Il était une fois un lutin qui s’appelait Nolin. Il habitait au Pôle Nord avec les autres lutins, le Père Noël, sa femme la Mère Noël et leurs trois enfants qui se prénommaient Margot, Maryse et Marguerite. Nolin avait la réputation d’être très maladroit, pour ne pas dire nul. Les autres lutins se moquaient de lui en l’appelant Nulin.

Chaque avant-veille de Noël, le Père Noël lançait: «Tous mes cadeaux sont-ils prêts?». De sa petite voix, Nolin répondait: «Oui, oui. Tous vos cadeaux sont prêts.». Mais le Père Noël ne l’entendait pas et Nolin courait pour le rattraper en criant: «Oui, oui, vos cadeaux sont prêts.». Et chaque fois, Nolin trébuchait et échappait des cadeaux qui se brisaient. Le Père Noël, mécontent, criait de sa grosse voix: «Ce n’est pas vrai, Nulin! Maintenant ces cadeaux sont à refaire!»

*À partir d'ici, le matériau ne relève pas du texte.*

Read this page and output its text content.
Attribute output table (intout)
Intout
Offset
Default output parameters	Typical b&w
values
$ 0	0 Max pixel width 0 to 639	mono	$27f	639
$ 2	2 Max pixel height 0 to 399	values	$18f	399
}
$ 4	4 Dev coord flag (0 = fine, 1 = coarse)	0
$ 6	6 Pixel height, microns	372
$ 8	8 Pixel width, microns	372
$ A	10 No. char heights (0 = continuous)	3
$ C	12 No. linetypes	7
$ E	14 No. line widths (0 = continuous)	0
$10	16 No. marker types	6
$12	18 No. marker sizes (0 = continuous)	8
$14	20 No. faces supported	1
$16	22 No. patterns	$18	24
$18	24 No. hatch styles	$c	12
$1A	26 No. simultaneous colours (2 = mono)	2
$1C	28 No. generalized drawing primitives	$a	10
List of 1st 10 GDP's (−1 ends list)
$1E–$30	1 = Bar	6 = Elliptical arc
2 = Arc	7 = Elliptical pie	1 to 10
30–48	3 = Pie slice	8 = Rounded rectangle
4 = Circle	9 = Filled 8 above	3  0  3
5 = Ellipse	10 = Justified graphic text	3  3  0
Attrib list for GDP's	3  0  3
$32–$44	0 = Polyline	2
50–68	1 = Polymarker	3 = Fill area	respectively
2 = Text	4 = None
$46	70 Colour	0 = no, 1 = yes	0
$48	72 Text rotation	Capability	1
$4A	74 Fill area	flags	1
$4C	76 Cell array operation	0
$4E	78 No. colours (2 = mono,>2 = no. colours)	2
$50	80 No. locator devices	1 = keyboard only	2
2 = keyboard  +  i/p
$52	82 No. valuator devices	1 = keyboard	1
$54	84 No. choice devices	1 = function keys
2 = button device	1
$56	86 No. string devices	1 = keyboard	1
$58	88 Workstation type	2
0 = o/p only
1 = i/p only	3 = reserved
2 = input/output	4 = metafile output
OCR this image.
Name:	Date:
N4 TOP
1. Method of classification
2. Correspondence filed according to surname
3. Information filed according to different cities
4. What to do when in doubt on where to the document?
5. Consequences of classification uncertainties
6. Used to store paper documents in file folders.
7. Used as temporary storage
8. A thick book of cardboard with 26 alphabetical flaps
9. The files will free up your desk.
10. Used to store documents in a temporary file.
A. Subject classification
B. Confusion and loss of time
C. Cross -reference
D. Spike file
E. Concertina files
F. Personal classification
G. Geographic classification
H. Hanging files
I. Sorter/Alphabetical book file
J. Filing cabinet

En 2013, Nolin avait été plus malchanceux que jamais et avait brisé des douzaines de cadeaux. Cette année-là, le lutin se dit qu’il valait mieux quitter la fabrique de jouets et le Pôle Nord. Mais où pourrait-il déménager? Où trouverait-il un autre emploi? La réponse à ces questions était peut-être sous ses yeux, dans le journal qu’il apportait chaque semaine au Père Noël… Au lieu de remettre L’Express à son patron, Nolin prit le temps de lire les petites annonces en page 10. Deux publicités attirèrent son attention.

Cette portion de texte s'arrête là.